Aliás, Ronnie Lessa era vizinho de Bolsonaro no condomínio Vivendas da Barra. Bolsonaro sempre negou conhecer Lessa, embora existam fotos dos dois juntos, que Bolsonaro atribuiu ao fato de “tirar foto com todo mundo”. Sabe-se, por exemplo, que Lessa recebeu ajuda de Bolsonaro para ser atendido em uma associação filantrópica da qual Bolsonaro é diretor. Além disso, o filho mais novo de Bolsonaro, Renan, chegou a namorar a filha de Lessa, o que também foi minimizado por Bolsonaro. Para fechar com chave de ouro, o outro assassino, Élcio Vieira de Queiroz, foi ao condomínio de Bolsonaro e Lessa na época do assassinato. Segundo denúncia do Jornal Nacional, Queiroz teria informado na portaria que iria na casa de Bolsonaro, a famosa casa 58. Não se sabe, no entanto, se a visita à casa do ex-mandatário da república se confirmou e quem estaria lá para recebê-lo. O fato é que o envolvimento da família Bolsonaro no crime sempre foi uma das hipóteses mais promissoras, que no entanto jamais foi levada a sério pela investigação.

Outro elemento estranho do caso é que, por determinação da Justiça do Rio, até agora os advogados e familiares de Marielle e Anderson não têm acesso aos autos do processo, ao contrário do que acontece em geral em investigações de homicídio.
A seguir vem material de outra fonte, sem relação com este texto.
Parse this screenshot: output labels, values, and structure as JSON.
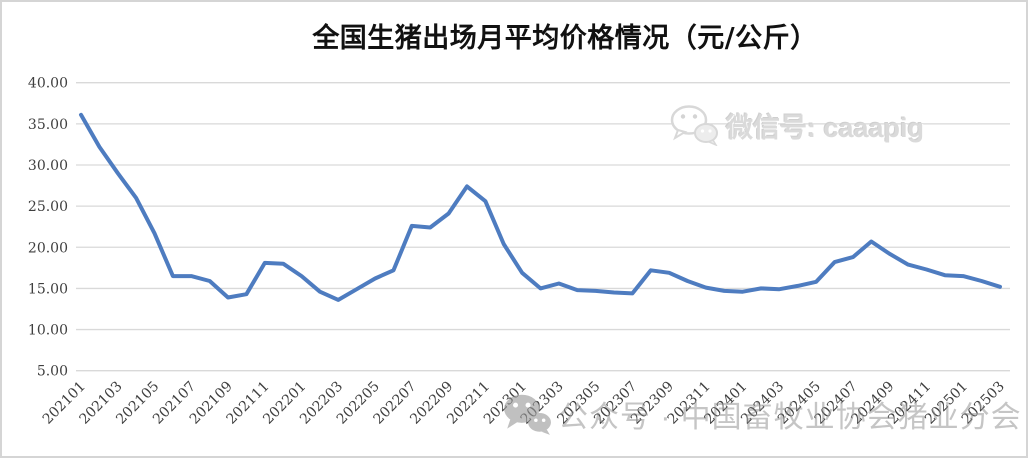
{
  "title": "全国生猪出场月平均价格情况（元/公斤）",
  "watermarks": {
    "wechat_id_label": "微信号: caaapig",
    "bottom_label": "公众号 · 中国畜牧业协会猪业分会"
  },
  "chart_data": {
    "type": "line",
    "title": "全国生猪出场月平均价格情况（元/公斤）",
    "xlabel": "",
    "ylabel": "",
    "legend": "none",
    "grid": true,
    "ylim": [
      5,
      40
    ],
    "y_ticks": [
      40,
      35,
      30,
      25,
      20,
      15,
      10,
      5
    ],
    "y_tick_labels": [
      "40.00",
      "35.00",
      "30.00",
      "25.00",
      "20.00",
      "15.00",
      "10.00",
      "5.00"
    ],
    "x_tick_labels": [
      "202101",
      "202103",
      "202105",
      "202107",
      "202109",
      "202111",
      "202201",
      "202203",
      "202205",
      "202207",
      "202209",
      "202211",
      "202301",
      "202303",
      "202305",
      "202307",
      "202309",
      "202311",
      "202401",
      "202403",
      "202405",
      "202407",
      "202409",
      "202411",
      "202501",
      "202503"
    ],
    "x": [
      "202101",
      "202102",
      "202103",
      "202104",
      "202105",
      "202106",
      "202107",
      "202108",
      "202109",
      "202110",
      "202111",
      "202112",
      "202201",
      "202202",
      "202203",
      "202204",
      "202205",
      "202206",
      "202207",
      "202208",
      "202209",
      "202210",
      "202211",
      "202212",
      "202301",
      "202302",
      "202303",
      "202304",
      "202305",
      "202306",
      "202307",
      "202308",
      "202309",
      "202310",
      "202311",
      "202312",
      "202401",
      "202402",
      "202403",
      "202404",
      "202405",
      "202406",
      "202407",
      "202408",
      "202409",
      "202410",
      "202411",
      "202412",
      "202501",
      "202502",
      "202503"
    ],
    "values": [
      36.1,
      32.2,
      29.0,
      26.0,
      21.7,
      16.5,
      16.5,
      15.9,
      13.9,
      14.3,
      18.1,
      18.0,
      16.5,
      14.6,
      13.6,
      14.9,
      16.2,
      17.2,
      22.6,
      22.4,
      24.1,
      27.4,
      25.6,
      20.4,
      16.9,
      15.0,
      15.6,
      14.8,
      14.7,
      14.5,
      14.4,
      17.2,
      16.9,
      15.9,
      15.1,
      14.7,
      14.6,
      15.0,
      14.9,
      15.3,
      15.8,
      18.2,
      18.8,
      20.7,
      19.2,
      17.9,
      17.3,
      16.6,
      16.5,
      15.9,
      15.2
    ],
    "colors": {
      "line": "#4e7cc0",
      "gridline": "#d9d9d9",
      "tick_label": "#3f3f3f",
      "title": "#111111",
      "watermark": "#c8c8c8"
    }
  }
}
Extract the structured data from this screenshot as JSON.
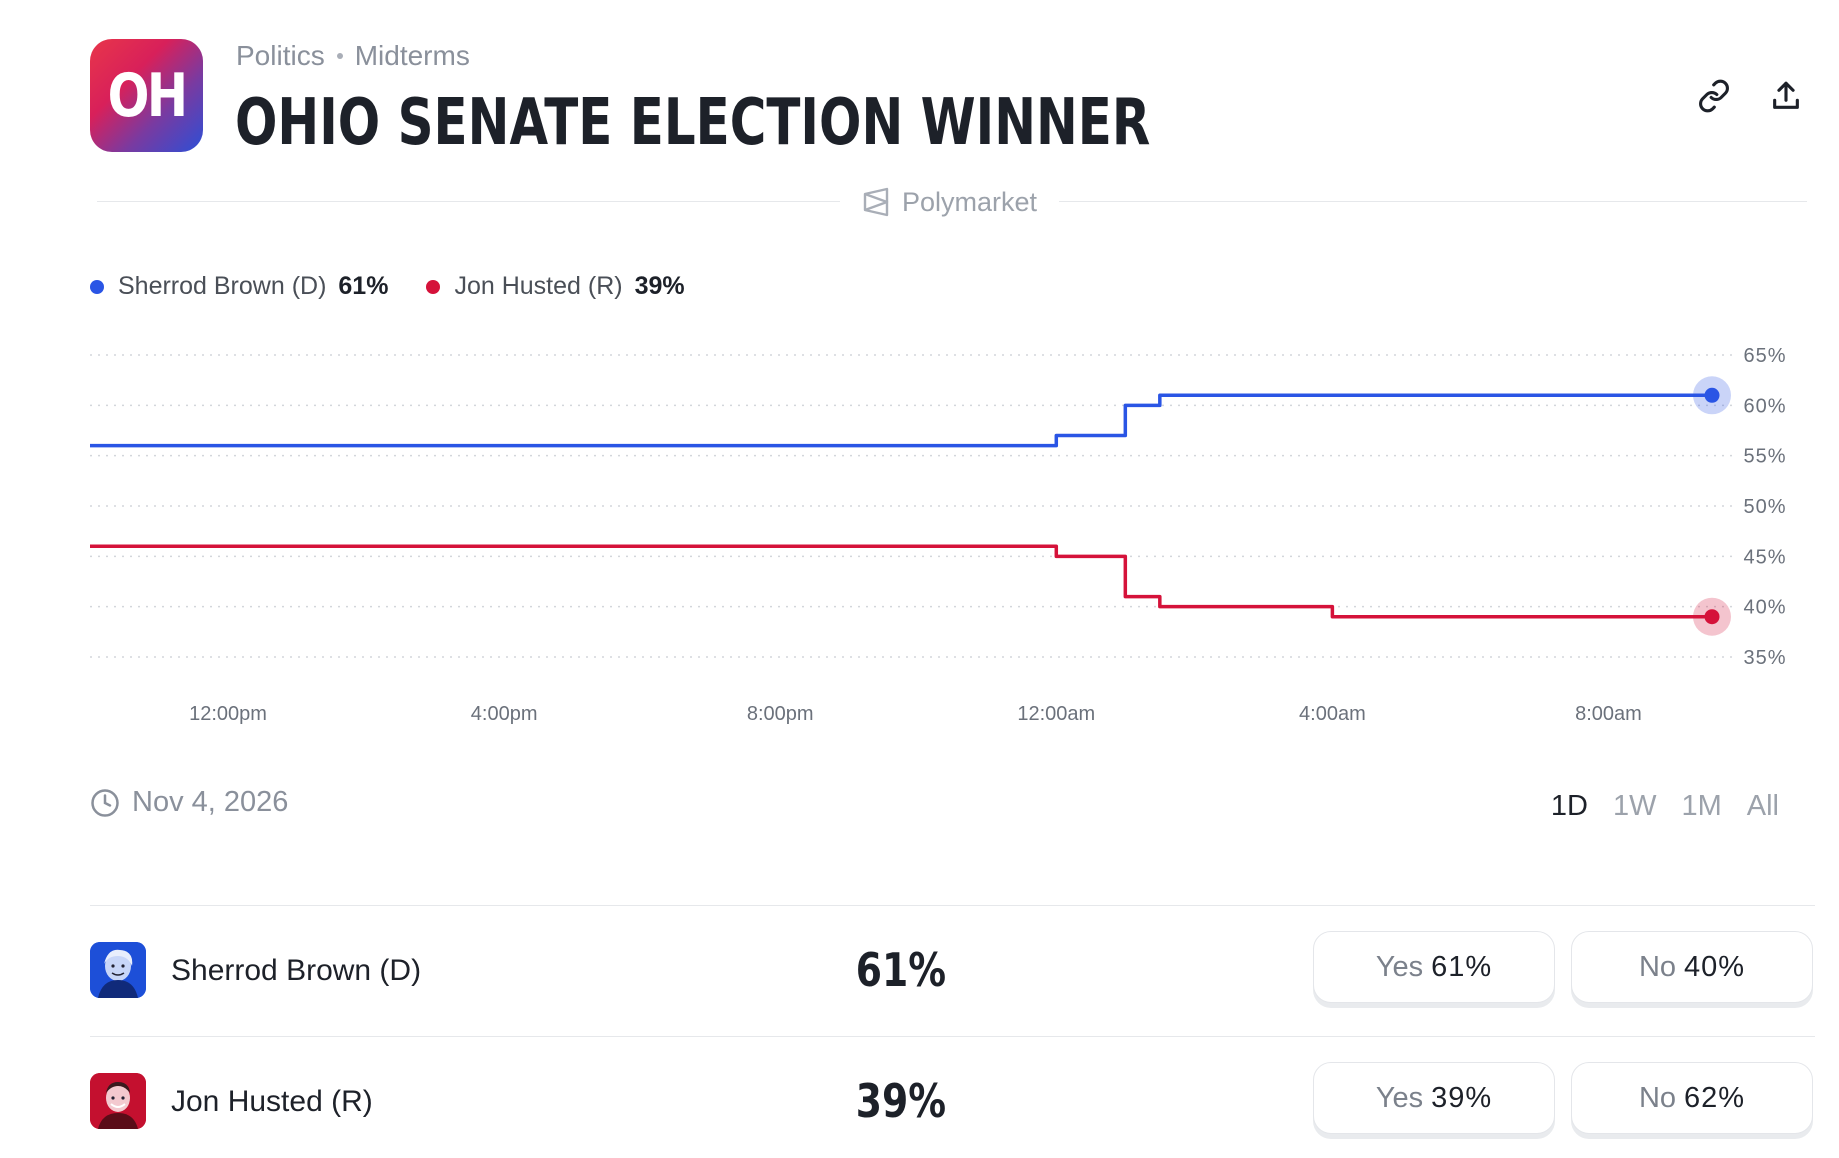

Deve-se lembrar que, à época do assassinato de Marielle, o Rio de Janeiro estava sob intervenção federal na segurança pública e Marielle era uma das vozes de denúncia das atrocidades da intervenção, o que irritava gente importante, tanto na esfera estadual quanto federal.

Além do jogo de empurra-empurra administrativo, coisas inacreditáveis aconteceram no âmbito da investigação em si. Por exemplo, Fernanda Chaves, assessora que acompanhava Marielle Franco no carro e única sobrevivente do atentado, afirma que, dos cinco delegados que conduziram o caso, apenas o delegado Giniton Lages se interessou em ouvi-la. Estamos falando nada menos do que da única testemunha viva dos eventos.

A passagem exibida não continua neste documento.